I still don't know all about midi, just enough to get the two I've bought so far working. Don't worry: at first it'll all seem like chinese to you but normally all you
have to do is plug these in (sometimes install a driver, if it says traktor ready - like this reloop - that should mean that the driver is already inside traktor): it's
fairly easy, all you need to do is experiment a bit with the functions you can assign in traktor, and then it's just thinking out how you're going to use the faders/
buttons/knobs and what functions you're going to assign to what hardware. :)

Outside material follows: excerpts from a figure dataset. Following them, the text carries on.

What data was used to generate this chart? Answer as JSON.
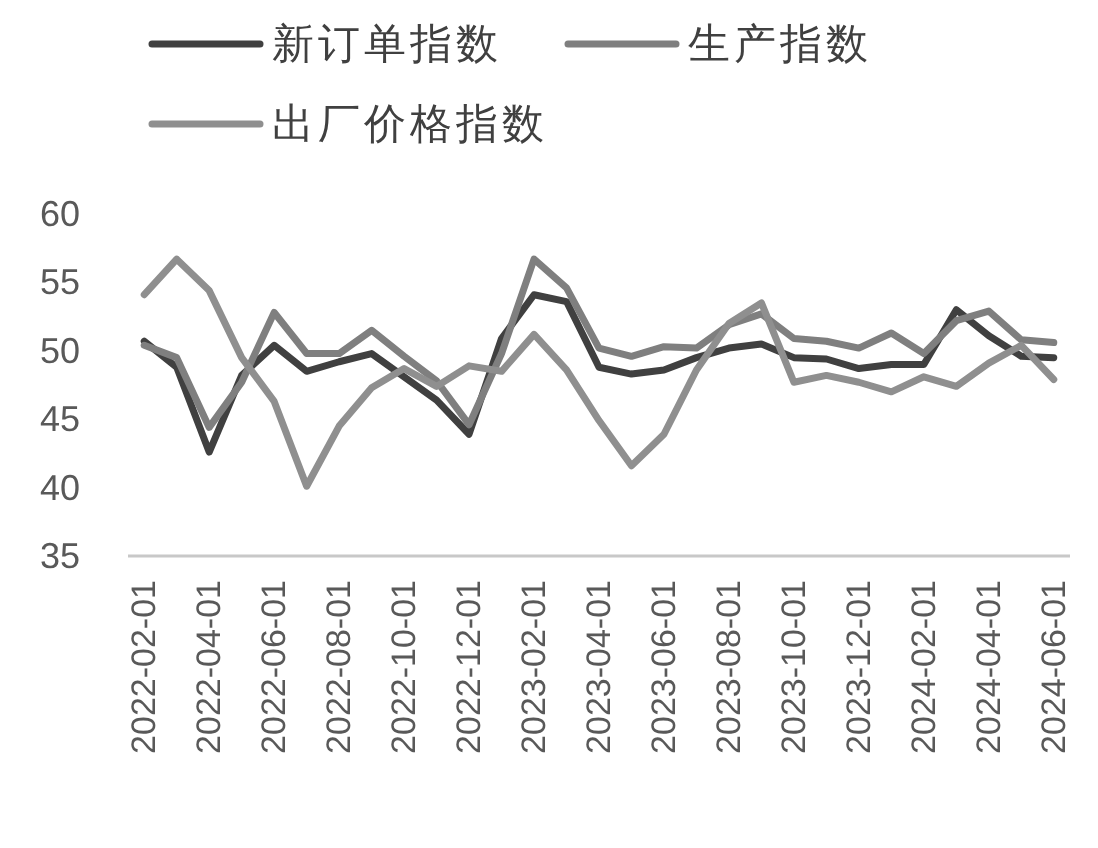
{
  "chart_data": {
    "type": "line",
    "categories": [
      "2022-02-01",
      null,
      "2022-04-01",
      null,
      "2022-06-01",
      null,
      "2022-08-01",
      null,
      "2022-10-01",
      null,
      "2022-12-01",
      null,
      "2023-02-01",
      null,
      "2023-04-01",
      null,
      "2023-06-01",
      null,
      "2023-08-01",
      null,
      "2023-10-01",
      null,
      "2023-12-01",
      null,
      "2024-02-01",
      null,
      "2024-04-01",
      null,
      "2024-06-01"
    ],
    "series": [
      {
        "name": "新订单指数",
        "color": "#404040",
        "values": [
          50.7,
          48.8,
          42.6,
          48.2,
          50.4,
          48.5,
          49.2,
          49.8,
          48.1,
          46.4,
          43.9,
          50.9,
          54.1,
          53.6,
          48.8,
          48.3,
          48.6,
          49.5,
          50.2,
          50.5,
          49.5,
          49.4,
          48.7,
          49.0,
          49.0,
          53.0,
          51.1,
          49.6,
          49.5
        ]
      },
      {
        "name": "生产指数",
        "color": "#7f7f7f",
        "values": [
          50.4,
          49.5,
          44.4,
          47.7,
          52.8,
          49.8,
          49.8,
          51.5,
          49.6,
          47.8,
          44.6,
          49.8,
          56.7,
          54.6,
          50.2,
          49.6,
          50.3,
          50.2,
          51.9,
          52.7,
          50.9,
          50.7,
          50.2,
          51.3,
          49.8,
          52.2,
          52.9,
          50.8,
          50.6
        ]
      },
      {
        "name": "出厂价格指数",
        "color": "#8f8f8f",
        "values": [
          54.1,
          56.7,
          54.4,
          49.5,
          46.3,
          40.1,
          44.5,
          47.3,
          48.7,
          47.4,
          48.9,
          48.5,
          51.2,
          48.6,
          44.9,
          41.6,
          43.9,
          48.6,
          52.0,
          53.5,
          47.7,
          48.2,
          47.7,
          47.0,
          48.1,
          47.4,
          49.1,
          50.4,
          47.9
        ]
      }
    ],
    "ylim": [
      35,
      60
    ],
    "yticks": [
      35,
      40,
      45,
      50,
      55,
      60
    ],
    "legend": "top"
  }
}
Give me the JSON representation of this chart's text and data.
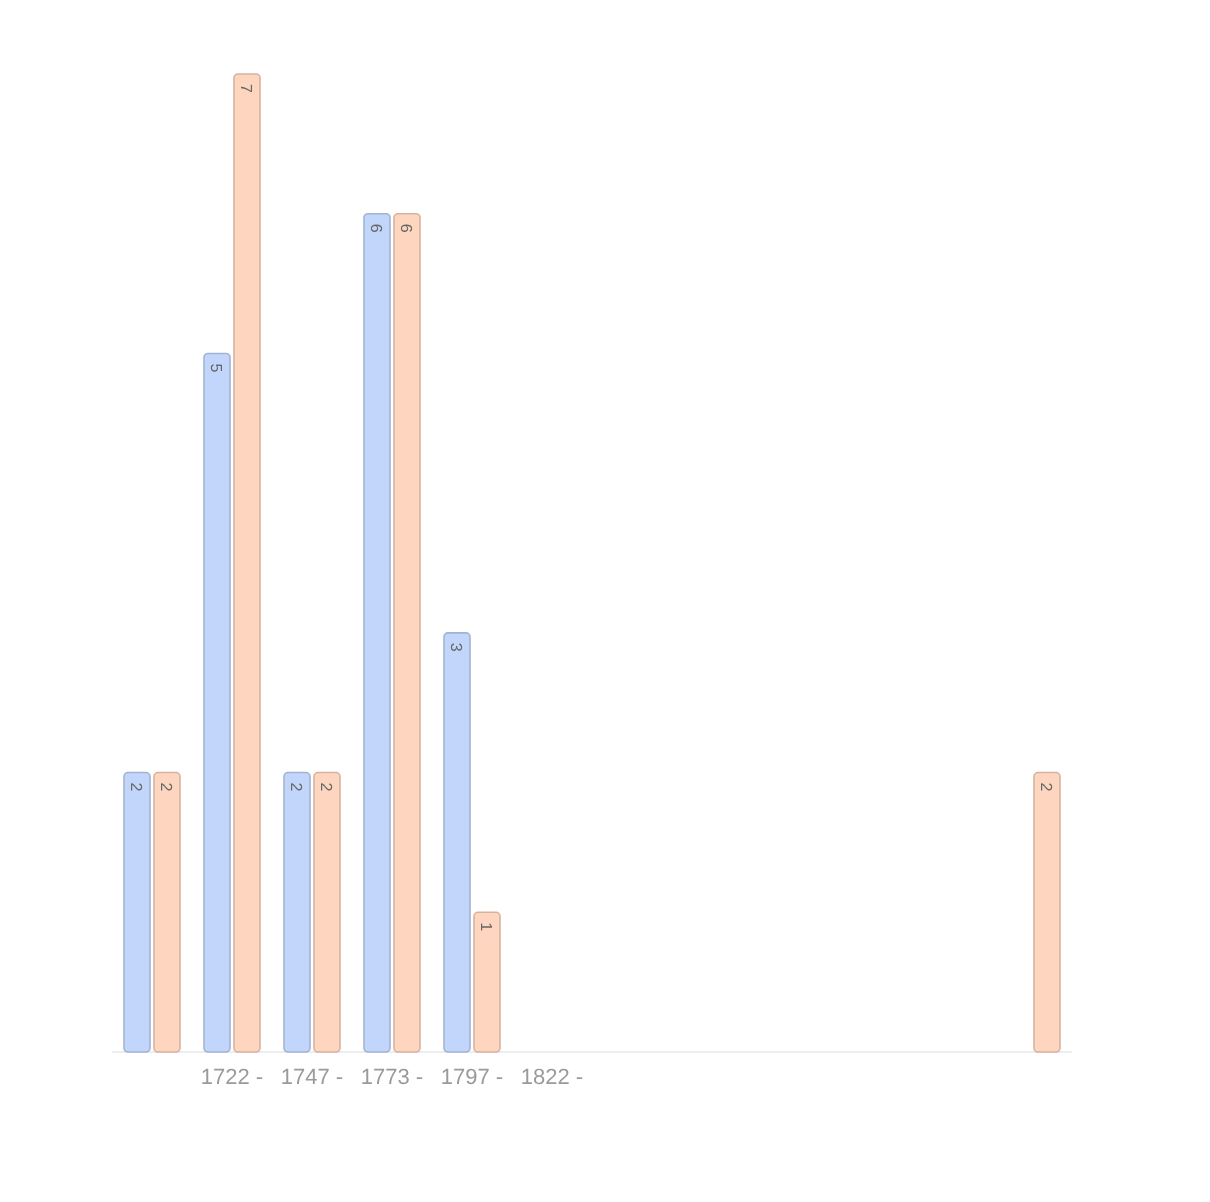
{
  "chart_data": {
    "type": "bar",
    "categories": [
      null,
      "1722 -",
      "1747 -",
      "1773 -",
      "1797 -",
      "1822 -",
      null,
      null,
      null,
      null,
      null,
      null
    ],
    "series": [
      {
        "color": "#c2d6fb",
        "values": [
          2,
          5,
          2,
          6,
          3,
          null,
          null,
          null,
          null,
          null,
          null,
          null
        ]
      },
      {
        "color": "#fed6c0",
        "values": [
          2,
          7,
          2,
          6,
          1,
          null,
          null,
          null,
          null,
          null,
          null,
          2
        ]
      }
    ],
    "ylim": [
      0,
      7
    ],
    "tick_labels": "x",
    "data_labels": true
  }
}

Here's a pic of the reloop controller: Reloop Countour Interfae Edition





Damn this is half a book i've written! I'm too good for this world, actually should get some work done instead, lol
 
Last edited:

Howitzer

Active Member
VIP Junglist
Messages
643
Likes
74
#14
getting your hands dirty with midi is fun, and can have gratifying results when you nail it down. You'll save yourself a bit of money too if you get a cheap LPD8 or something.

I went down this route initially, ive owned a reloop digital jockey 2, augmented that with LPD8's, midi fighters, MPD24's, etc. All cheap, all good fun, none of them compare to an X1.

Now I rock 2 X1's and DVS. All the controllers in the world do not compare to a good piece of hardware made specifically for the program. Everything you'll need to do inside traktor as far as transport functions, looping & effects are all catered for out of the box. If theres something else you need, then get involved with midi mapping.

One thing that is painful about midi mapping is actually remembering what youve set all your buttons to do. It can get really mind bending, especially when you start throwing modifiers into the mix.

I know too many people though, that really, really cant be arsed with midi. their loss.

As far as fitting controllers in a booth goes, ive never had issues with fitting an X1 in, and ive played in some tiny, shitty booths. Theyre the perfect size for inbetween the mixer and a TT.